Diversity in business

Research into diversity has shown how it benefits businesses nationwide, although specific initiatives are not always successful

Diversity in business

New research into small businesses has found that self-discipline; people and communication skills; and personal passion and drive are the top three characteristics for running a successful business.

According to the Salesforce Small and Medium Business Trends Report, these soft skills rank higher than hard skills like market management and money management competency. However, what’s interesting is that this research also demonstrates that male and female business leaders place a higher emphasis on different skills.

Women are more likely to cite people and communication skills as well as money management skills as the most important characteristics, while men are more likely to include market knowledge.

Men are 45% more likely to say willingness to take risks is most important to running a successful business, while women are 42% more likely to cite an innovative mindset.

Research like this demonstrates the importance of having a diverse leadership team so that leaders can look out for different traits and make the right decisions.

As Kate Luft, head of retail banking at Citi, said in a recent interview with MPA, recruitment is not about ticking a box or filling a quota. The right person should always get the job, and with a diverse slate of leaders it ensures everyone gets the same opportunities.

Agreeing on the importance of having a diverse leadership team, AMP Bank’s chief executive, Sally Bruce, says “strength lies in our differences, especially when supported by an inclusive environment”.

Bruce says it’s not just about gender, however. “I firmly believe that a focus on diversity, including but not limited to gender, is important, especially across leadership teams, because the different perspectives that diversity brings lead to higher-quality discussions and decisions. This ultimately means better outcomes for customers and our broader community,” she says.
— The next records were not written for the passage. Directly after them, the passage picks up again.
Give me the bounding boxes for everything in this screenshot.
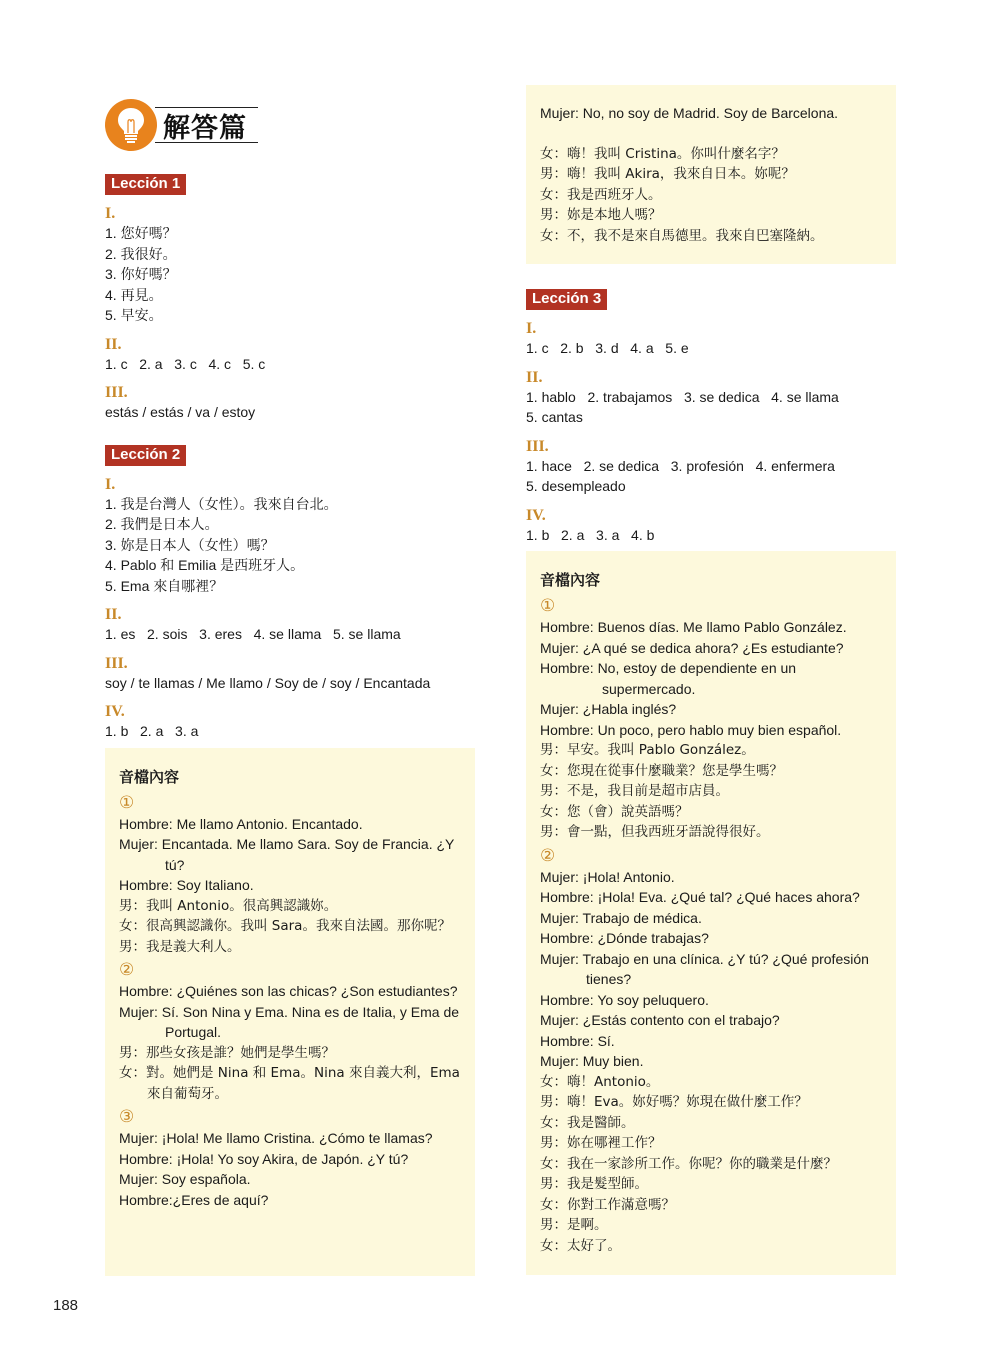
page-number: 188 [53,1297,78,1314]
lesson-badge: Lección 2 [105,445,186,466]
audio-transcript-box: 音檔內容 ① Hombre: Me llamo Antonio. Encanta… [105,748,475,1276]
dialogue-translation: 男：會一點，但我西班牙語說得很好。 [540,822,882,843]
dialogue-line: Mujer: ¡Hola! Antonio. [540,867,882,888]
dialogue-translation: 男：妳在哪裡工作？ [540,1133,882,1154]
dialogue-line: Mujer: Muy bien. [540,1051,882,1072]
dialogue-line: Hombre: ¿Dónde trabajas? [540,928,882,949]
page-header: 解答篇 [105,100,475,150]
answer-line: 1. hablo 2. trabajamos 3. se dedica 4. s… [526,387,896,408]
dialogue-line: Hombre: No, estoy de dependiente en un s… [540,658,882,699]
answer-line: 1. es 2. sois 3. eres 4. se llama 5. se … [105,624,475,645]
header-title-frame: 解答篇 [155,107,258,143]
dialogue-translation: 男：嗨！我叫 Akira，我來自日本。妳呢？ [540,164,882,185]
answer-line: 1. 您好嗎？ [105,223,475,244]
dialogue-translation: 男：我是義大利人。 [119,937,461,958]
section-numeral: IV. [105,703,475,721]
lesson-2: Lección 2 I. 1. 我是台灣人（女性）。我來自台北。 2. 我們是日… [105,445,475,742]
dialogue-translation: 女：您（會）說英語嗎？ [540,802,882,823]
answer-line: 1. hace 2. se dedica 3. profesión 4. enf… [526,456,896,477]
dialogue-line: Hombre: Soy Italiano. [119,875,461,896]
dialogue-line: Mujer: Trabajo de médica. [540,908,882,929]
dialogue-line: Mujer: ¿Estás contento con el trabajo? [540,1010,882,1031]
left-column: 解答篇 Lección 1 I. 1. 您好嗎？ 2. 我很好。 3. 你好嗎？… [105,100,475,1276]
dialogue-translation: 女：我是西班牙人。 [540,185,882,206]
dialogue-translation: 女：嗨！Antonio。 [540,1072,882,1093]
dialogue-translation: 男：不是，我目前是超市店員。 [540,781,882,802]
dialogue-line: Hombre: ¡Hola! Eva. ¿Qué tal? ¿Qué haces… [540,887,882,908]
answer-line: 2. 我們是日本人。 [105,514,475,535]
answer-line: 5. desempleado [526,476,896,497]
section-numeral: II. [105,606,475,624]
dialogue-number: ② [540,845,882,867]
page-title: 解答篇 [163,106,247,145]
dialogue-translation: 女：不，我不是來自馬德里。我來自巴塞隆納。 [540,226,882,247]
dialogue-translation: 女：你對工作滿意嗎？ [540,1195,882,1216]
answer-line: 5. cantas [526,407,896,428]
dialogue-translation: 男：那些女孩是誰？她們是學生嗎？ [119,1043,461,1064]
dialogue-line: Mujer: ¿Habla inglés? [540,699,882,720]
answer-line: 1. 我是台灣人（女性）。我來自台北。 [105,494,475,515]
dialogue-translation: 男：嗨！Eva。妳好嗎？妳現在做什麼工作？ [540,1092,882,1113]
right-column: Mujer: No, no soy de Madrid. Soy de Barc… [526,85,896,1275]
dialogue-number: ② [119,959,461,981]
answer-line: estás / estás / va / estoy [105,402,475,423]
dialogue-number: ③ [119,1106,461,1128]
dialogue-line: Mujer: Encantada. Me llamo Sara. Soy de … [119,834,461,875]
dialogue-line: Hombre: ¡Hola! Yo soy Akira, de Japón. ¿… [119,1149,461,1170]
dialogue-line: Mujer: No, no soy de Madrid. Soy de Barc… [540,103,882,124]
dialogue-translation: 女：您現在從事什麼職業？您是學生嗎？ [540,761,882,782]
section-numeral: I. [526,320,896,338]
dialogue-translation: 女：很高興認識你。我叫 Sara。我來自法國。那你呢？ [119,916,461,937]
answer-line: 3. 妳是日本人（女性）嗎？ [105,535,475,556]
dialogue-number: ① [119,792,461,814]
dialogue-translation: 女：嗨！我叫 Cristina。你叫什麼名字？ [540,144,882,165]
dialogue-translation: 男：早安。我叫 Pablo González。 [540,740,882,761]
answer-line: 1. c 2. a 3. c 4. c 5. c [105,354,475,375]
section-numeral: III. [105,655,475,673]
dialogue-line: Mujer: ¡Hola! Me llamo Cristina. ¿Cómo t… [119,1128,461,1149]
lightbulb-icon [105,99,157,151]
lesson-badge: Lección 1 [105,174,186,195]
audio-transcript-continued: Mujer: No, no soy de Madrid. Soy de Barc… [526,85,896,264]
section-numeral: IV. [526,507,896,525]
dialogue-line: Hombre: Me llamo Antonio. Encantado. [119,814,461,835]
dialogue-line: Hombre: ¿Quiénes son las chicas? ¿Son es… [119,981,461,1002]
dialogue-translation: 男：妳是本地人嗎？ [540,205,882,226]
section-numeral: I. [105,476,475,494]
lesson-3: Lección 3 I. 1. c 2. b 3. d 4. a 5. e II… [526,289,896,545]
dialogue-line: Hombre: Un poco, pero hablo muy bien esp… [540,720,882,741]
answer-line: 1. b 2. a 3. a [105,721,475,742]
lesson-1: Lección 1 I. 1. 您好嗎？ 2. 我很好。 3. 你好嗎？ 4. … [105,174,475,423]
section-numeral: II. [526,369,896,387]
answer-line: 4. 再見。 [105,285,475,306]
dialogue-line: Mujer: ¿A qué se dedica ahora? ¿Es estud… [540,638,882,659]
dialogue-line: Hombre: Yo soy peluquero. [540,990,882,1011]
answer-line: 2. 我很好。 [105,244,475,265]
answer-line: 5. Ema 來自哪裡？ [105,576,475,597]
dialogue-translation: 女：我是醫師。 [540,1113,882,1134]
dialogue-translation: 男：我是髮型師。 [540,1174,882,1195]
answer-line: soy / te llamas / Me llamo / Soy de / so… [105,673,475,694]
dialogue-line: Hombre: Buenos días. Me llamo Pablo Gonz… [540,617,882,638]
dialogue-translation: 女：對。她們是 Nina 和 Ema。Nina 來自義大利，Ema 來自葡萄牙。 [119,1063,461,1104]
answer-line: 5. 早安。 [105,305,475,326]
answer-line: 1. b 2. a 3. a 4. b [526,525,896,546]
audio-title: 音檔內容 [540,569,882,591]
dialogue-number: ① [540,595,882,617]
section-numeral: III. [105,384,475,402]
answer-line: 4. Pablo 和 Emilia 是西班牙人。 [105,555,475,576]
section-numeral: II. [105,336,475,354]
answer-line: 1. c 2. b 3. d 4. a 5. e [526,338,896,359]
dialogue-line: Mujer: Sí. Son Nina y Ema. Nina es de It… [119,1002,461,1043]
dialogue-line: Hombre: Sí. [540,1031,882,1052]
section-numeral: I. [105,205,475,223]
dialogue-line: Mujer: Soy española. [119,1169,461,1190]
lesson-badge: Lección 3 [526,289,607,310]
dialogue-line: Hombre:¿Eres de aquí? [119,1190,461,1211]
dialogue-translation: 男：我叫 Antonio。很高興認識妳。 [119,896,461,917]
audio-transcript-box: 音檔內容 ① Hombre: Buenos días. Me llamo Pab… [526,551,896,1275]
dialogue-translation: 女：我在一家診所工作。你呢？你的職業是什麼？ [540,1154,882,1175]
audio-title: 音檔內容 [119,766,461,788]
answer-line: 3. 你好嗎？ [105,264,475,285]
dialogue-line: Mujer: Trabajo en una clínica. ¿Y tú? ¿Q… [540,949,882,990]
section-numeral: III. [526,438,896,456]
dialogue-translation: 男：是啊。 [540,1215,882,1236]
dialogue-translation: 女：太好了。 [540,1236,882,1257]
“Importantly, it ensures our workforce represents the diversity of our population. But a focus on diversity must be coupled with a commitment to inclusion, because together they create an environment where diverse voices are heard, which benefits everyone.”

Research from the UK has also shown the benefit that having a diverse workforce can bring to a business. According to Morgan Stanley, the stock price of more genderdiverse companies tends to do better than that of their less-diverse rivals.

The investment bank has developed a new ranking to evaluate gender diversity in businesses and its impact on performance. Gender diversity is determined by looking at the percentage of women on boards, executive and management teams, and in the workforce.

As a lender that works incredibly closely with small businesses, Prospa sees the benefits of diversity. 

Executive general manager of people and culture Elise Ward says the group is dedicaed to building a diverse community of gender, ethnicity, cultural background, age, sexuality or experiences.

“Having this diversity at the leadership level is vital, not just for promoting an inclusive workplace but for building the strongest, most innovative business we can. Different problem-solving styles and perspectives amongst leaders get us to the best decisions, and we know that diversity of teams delivers better performance results,” Ward says.

Prospa’s leadership team recently completed an online assessment to uncover their personal strengths and talents. Ward says it was great to see and discuss how different they each were as individuals, regardless of gender.

“It was an opportunity to understand how we can work together and use our unique strengths and perspectives to develop solutions and achieve a common goal,” Ward says. 

Further research into diversity in businesses has shown that almost a third of programs designed to create a more balanced workplace are either never or rarely effective. 

The survey by the Diversity Council Australia demonstrates that millions of dollars have been wasted on failed diversity and inclusion programs. In fact, it says that only 25% of diversity initiatives, which can include flexible work arrangements or mentoring schemes, often or always work.

However, Prospa has seen a 17% increase in females in leadership roles since January 2018. It has been working closely with The Dream Collective to increase the number of female leaders and empower women.

Prospa has worked towards greater gender balance because it understands the positive impact this has on both its culture and the business.

The initiative has included the rollout of a flexible work policy, unconscious bias training, The Dream Collective’s Emerging Leader Program, and an employee ambassador program to develop and drive initiatives.

The Diversity Council has also found that employees with the flexibility they need have 55% higher engagement, 55% less stress and 45% lower turnover intention than employees who do not.

Prospa’s flexible work policy was introduced with the full support of the Prospa leadership team, says Ward. It has had high employee engagement, with initiatives like multiple training sessions for employees and managers, team surveys, social events and guest speakers. 

“Flexible work enhances team performance, employee engagement and productivity, and promotes diversity at the leadership level, which drives the best decisions across the business,” Ward says.

“Inclusive leadership practices are key to overcoming things like unconscious bias that impact women in the workplace, and they also encourage more women to stretch themselves into exciting new opportunities.”